What's the Flaw in this Algebraic Proof?

[dianzz]

Homework Statement

guys ,it says that what's wrong with following proof ? let's see if x=y ,then

x2=xy
x2-y2=xy-y2
(x+y)(x-y)=y(x-y)
x+y=y
2y=y
2=1

Homework Equations

The Attempt at a Solution

we know that if ax=ay x=y only and if only a is not zero ,but how to say this in "proof" language ? sory if look stupid ..im just kid in math ..hehe ,thanx

 

[Cyosis]

(x+y)(x-y)=y(x-y)
x+y=y

This is where it goes wrong. Tell me how do you go from the first to the second step, then tell me what x-y is.

 

[Mentallic]

know that if ax=ay x=y only and if only a is not zero ,but how to say this in "proof" language ?

This is satisfactory:

$$ax=ay$$

$$x=y , a\neq 0$$

(x+y)(x-y)=y(x-y)
x+y=y

This step is where your problem occurred.
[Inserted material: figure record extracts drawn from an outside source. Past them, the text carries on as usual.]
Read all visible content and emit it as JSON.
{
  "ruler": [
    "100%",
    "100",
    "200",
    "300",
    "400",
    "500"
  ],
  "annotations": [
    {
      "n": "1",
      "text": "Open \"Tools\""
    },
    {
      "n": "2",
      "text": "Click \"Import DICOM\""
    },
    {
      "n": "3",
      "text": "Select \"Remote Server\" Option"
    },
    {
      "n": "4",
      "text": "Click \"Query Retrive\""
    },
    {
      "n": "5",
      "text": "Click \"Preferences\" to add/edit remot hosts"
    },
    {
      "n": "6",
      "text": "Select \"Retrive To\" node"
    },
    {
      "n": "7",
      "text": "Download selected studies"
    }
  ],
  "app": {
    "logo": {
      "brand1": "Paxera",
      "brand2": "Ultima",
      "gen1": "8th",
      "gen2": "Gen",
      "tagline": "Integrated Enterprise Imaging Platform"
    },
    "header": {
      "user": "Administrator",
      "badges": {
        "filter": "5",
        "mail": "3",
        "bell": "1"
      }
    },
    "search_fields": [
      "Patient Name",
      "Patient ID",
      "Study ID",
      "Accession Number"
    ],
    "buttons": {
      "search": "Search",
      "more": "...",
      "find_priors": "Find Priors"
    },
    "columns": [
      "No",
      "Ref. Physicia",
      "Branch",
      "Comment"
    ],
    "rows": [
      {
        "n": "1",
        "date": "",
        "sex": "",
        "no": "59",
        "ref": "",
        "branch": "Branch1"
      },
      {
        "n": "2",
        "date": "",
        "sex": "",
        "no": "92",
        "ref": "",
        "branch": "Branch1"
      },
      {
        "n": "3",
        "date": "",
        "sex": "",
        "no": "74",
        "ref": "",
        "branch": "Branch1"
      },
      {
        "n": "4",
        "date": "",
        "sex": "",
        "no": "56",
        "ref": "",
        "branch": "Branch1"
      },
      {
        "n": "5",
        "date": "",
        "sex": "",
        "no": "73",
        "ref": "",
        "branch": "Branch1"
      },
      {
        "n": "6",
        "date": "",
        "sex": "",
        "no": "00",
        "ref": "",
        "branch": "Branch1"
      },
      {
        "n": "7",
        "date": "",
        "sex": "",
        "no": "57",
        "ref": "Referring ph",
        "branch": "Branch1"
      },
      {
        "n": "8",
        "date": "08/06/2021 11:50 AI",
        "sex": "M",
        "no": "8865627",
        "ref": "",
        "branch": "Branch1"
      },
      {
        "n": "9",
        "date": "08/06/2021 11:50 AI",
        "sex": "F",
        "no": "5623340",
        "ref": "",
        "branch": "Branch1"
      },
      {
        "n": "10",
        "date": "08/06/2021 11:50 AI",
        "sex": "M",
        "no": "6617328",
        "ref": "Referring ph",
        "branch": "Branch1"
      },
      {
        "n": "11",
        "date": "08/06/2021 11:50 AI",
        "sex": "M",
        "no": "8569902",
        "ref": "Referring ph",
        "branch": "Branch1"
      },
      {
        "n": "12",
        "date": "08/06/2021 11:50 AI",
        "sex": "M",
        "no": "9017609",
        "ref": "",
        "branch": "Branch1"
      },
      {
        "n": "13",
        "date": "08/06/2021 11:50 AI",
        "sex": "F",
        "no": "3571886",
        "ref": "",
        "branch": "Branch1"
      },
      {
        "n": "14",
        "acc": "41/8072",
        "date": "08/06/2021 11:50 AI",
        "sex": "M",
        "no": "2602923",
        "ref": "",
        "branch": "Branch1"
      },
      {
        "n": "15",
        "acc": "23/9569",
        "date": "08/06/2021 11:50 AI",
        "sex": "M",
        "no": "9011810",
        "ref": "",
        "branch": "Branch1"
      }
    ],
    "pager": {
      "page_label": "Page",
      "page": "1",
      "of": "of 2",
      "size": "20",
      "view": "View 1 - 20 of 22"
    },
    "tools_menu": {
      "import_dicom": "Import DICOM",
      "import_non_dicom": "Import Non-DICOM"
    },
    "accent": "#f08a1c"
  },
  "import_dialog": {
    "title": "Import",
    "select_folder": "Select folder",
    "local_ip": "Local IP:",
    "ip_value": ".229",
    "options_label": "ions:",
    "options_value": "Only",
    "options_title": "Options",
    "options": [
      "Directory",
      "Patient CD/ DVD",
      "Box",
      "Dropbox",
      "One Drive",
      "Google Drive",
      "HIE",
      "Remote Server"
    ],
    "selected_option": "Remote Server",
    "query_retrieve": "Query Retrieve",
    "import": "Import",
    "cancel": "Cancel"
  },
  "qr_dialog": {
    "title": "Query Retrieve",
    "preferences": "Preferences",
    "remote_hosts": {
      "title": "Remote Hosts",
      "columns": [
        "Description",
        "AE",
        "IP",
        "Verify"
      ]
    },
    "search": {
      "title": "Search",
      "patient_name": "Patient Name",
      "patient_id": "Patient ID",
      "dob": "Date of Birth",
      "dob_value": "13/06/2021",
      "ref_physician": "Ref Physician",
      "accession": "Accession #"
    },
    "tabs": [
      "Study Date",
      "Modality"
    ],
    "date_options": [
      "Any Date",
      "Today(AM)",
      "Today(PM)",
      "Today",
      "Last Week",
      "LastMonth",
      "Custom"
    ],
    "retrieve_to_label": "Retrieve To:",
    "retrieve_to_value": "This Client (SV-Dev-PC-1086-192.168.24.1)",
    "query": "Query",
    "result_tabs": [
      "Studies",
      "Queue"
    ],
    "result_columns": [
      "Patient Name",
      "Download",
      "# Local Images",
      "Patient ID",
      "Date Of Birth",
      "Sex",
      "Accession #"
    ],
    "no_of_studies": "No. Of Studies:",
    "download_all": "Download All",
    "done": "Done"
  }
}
Since you restricted the algebra to y=x, you cannot do this step because it is dividing by 0.

 

[Pengwuino]

Well there's a problem with the proof. The third line (x-y), we know that is 0 so you have 0 = 0 immediately.

 

[dianzz]

thanx man ..sorry if I am not reply immediatly ..but for me the conclusion there is a restriction in algebra,right ?? ..how can the manipulation allow that ..

 

[Mark44]

(x+y)(x-y)=y(x-y)
x+y=y

To go from the first equation to the second, you divide both sides of the first equation by x - y. This is not allowed, because x - y = 0, by assumption ("Let x = y"). You cannot divide by zero. Period.

 

[dianzz]

its very clear right now ..biG thanks all of u

 

[Дьявол]

You should tried like:
(x+y)(x-y)=y(x-y)

(x+y)(x-y)-y(x-y)=0

(x-y)(x+y-y)=0

(x-y)x=0

So x=0 or x-y=0

 

[Mark44]

This is one of a number of fallacious "proofs" that end in some obviously false conclusion. All of them have one or more steps that are not allowed (like division by zero) that make the erroneous conclusion seem valid. Other examples I've seen use integration or differentiation to arrive at a similar conclusion.